What if your client has been quiet in sharing their feedback or needs direction to write a testimonial?
Turn it into a fun fill-in-the-blank activity, like I do:
As you know, I had a great time working with you on the [Project]. [Briefly talk about your favorite moment, accomplishments, etc.].
I wanted to reach out and ask: Could you write me a testimonial on LinkedIn regarding our time working together?
I’ll also be happy to write a testimonial for you, too. 🙂
<Optional> To make it fuss-free, I’ve drafted a testimonial (shown below) based on your glowing feedback in our previous emails. If you’d like, feel free to use it!
[Draft of testimonial]
I understand writing a testimonial from scratch can be a frustrating process, so I made it really easy. All you have to do is fill in the blanks. Once you’re done, I’ll draft a testimonial based on your answers and send it to you for approval.
How does that sound? 🙂
I wanted to work with [Your name] because ____________.

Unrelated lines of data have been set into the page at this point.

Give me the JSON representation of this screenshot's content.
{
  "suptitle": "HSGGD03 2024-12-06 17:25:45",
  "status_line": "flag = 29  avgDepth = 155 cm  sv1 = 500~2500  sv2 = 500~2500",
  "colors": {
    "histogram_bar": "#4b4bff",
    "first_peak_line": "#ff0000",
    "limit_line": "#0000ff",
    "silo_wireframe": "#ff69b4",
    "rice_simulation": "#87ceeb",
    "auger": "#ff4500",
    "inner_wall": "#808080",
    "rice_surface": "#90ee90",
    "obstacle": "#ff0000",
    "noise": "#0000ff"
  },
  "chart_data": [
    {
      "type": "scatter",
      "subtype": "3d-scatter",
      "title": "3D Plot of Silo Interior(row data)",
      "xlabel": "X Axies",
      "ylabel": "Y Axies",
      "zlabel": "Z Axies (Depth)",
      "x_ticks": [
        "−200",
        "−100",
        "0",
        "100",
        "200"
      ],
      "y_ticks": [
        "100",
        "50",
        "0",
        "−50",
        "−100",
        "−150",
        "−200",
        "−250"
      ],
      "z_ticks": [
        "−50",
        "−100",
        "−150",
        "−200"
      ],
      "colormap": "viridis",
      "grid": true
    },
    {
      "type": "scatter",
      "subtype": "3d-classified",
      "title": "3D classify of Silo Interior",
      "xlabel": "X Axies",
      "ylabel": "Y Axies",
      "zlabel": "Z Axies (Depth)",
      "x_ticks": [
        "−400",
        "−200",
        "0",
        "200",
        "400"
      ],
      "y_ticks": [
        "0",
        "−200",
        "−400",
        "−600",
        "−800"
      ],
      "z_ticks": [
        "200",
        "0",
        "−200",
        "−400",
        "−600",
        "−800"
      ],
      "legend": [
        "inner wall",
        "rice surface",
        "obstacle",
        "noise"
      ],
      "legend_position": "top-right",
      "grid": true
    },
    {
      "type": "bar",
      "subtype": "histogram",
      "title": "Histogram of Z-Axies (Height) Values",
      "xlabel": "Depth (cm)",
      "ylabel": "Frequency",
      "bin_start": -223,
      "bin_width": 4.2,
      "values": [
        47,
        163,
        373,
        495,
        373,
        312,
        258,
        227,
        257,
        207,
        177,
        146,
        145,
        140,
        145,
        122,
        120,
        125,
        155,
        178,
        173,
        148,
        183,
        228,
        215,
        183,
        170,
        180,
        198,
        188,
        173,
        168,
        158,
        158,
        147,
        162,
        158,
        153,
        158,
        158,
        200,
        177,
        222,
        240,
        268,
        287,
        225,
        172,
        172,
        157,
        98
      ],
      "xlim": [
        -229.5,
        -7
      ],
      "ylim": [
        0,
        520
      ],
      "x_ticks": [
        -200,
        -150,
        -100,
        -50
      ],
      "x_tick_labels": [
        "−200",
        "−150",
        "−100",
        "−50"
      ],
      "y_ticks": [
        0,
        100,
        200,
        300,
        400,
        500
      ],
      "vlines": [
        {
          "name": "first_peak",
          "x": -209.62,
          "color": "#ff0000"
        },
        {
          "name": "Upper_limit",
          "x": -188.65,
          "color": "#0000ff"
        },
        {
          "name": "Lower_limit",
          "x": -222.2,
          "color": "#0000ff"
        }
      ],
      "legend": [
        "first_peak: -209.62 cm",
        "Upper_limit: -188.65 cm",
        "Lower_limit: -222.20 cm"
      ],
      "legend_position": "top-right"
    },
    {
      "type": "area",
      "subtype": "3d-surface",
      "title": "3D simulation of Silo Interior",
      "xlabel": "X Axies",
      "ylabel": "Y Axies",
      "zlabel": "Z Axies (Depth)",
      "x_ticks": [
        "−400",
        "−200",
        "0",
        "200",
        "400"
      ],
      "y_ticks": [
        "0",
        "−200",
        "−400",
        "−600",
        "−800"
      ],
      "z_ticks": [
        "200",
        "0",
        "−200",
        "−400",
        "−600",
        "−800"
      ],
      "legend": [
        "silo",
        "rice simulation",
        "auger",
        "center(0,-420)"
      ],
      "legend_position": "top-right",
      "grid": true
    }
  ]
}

Three words that popped into my mind when I worked with [Your name]: ____________.
My favorite thing about working with [Your name] is ____________.
Use these LinkedIn message templates to connect and convert
You WON’T make a sale immediately from your first LinkedIn outreach.
You need first to make a great impression. And the only way to do this is by customizing your message according to your prospects’ unique background.
Weak messages go ignored right away. Not to mention, they make yourself come across as spammy and jeopardize your reputation.
But effective messages that clearly show you’ve done the work, highlight your ability to deliver ROI, and prove you genuinely care about their business?
That just might win you a dream client.
Which of these LinkedIn message templates are you excited to try today?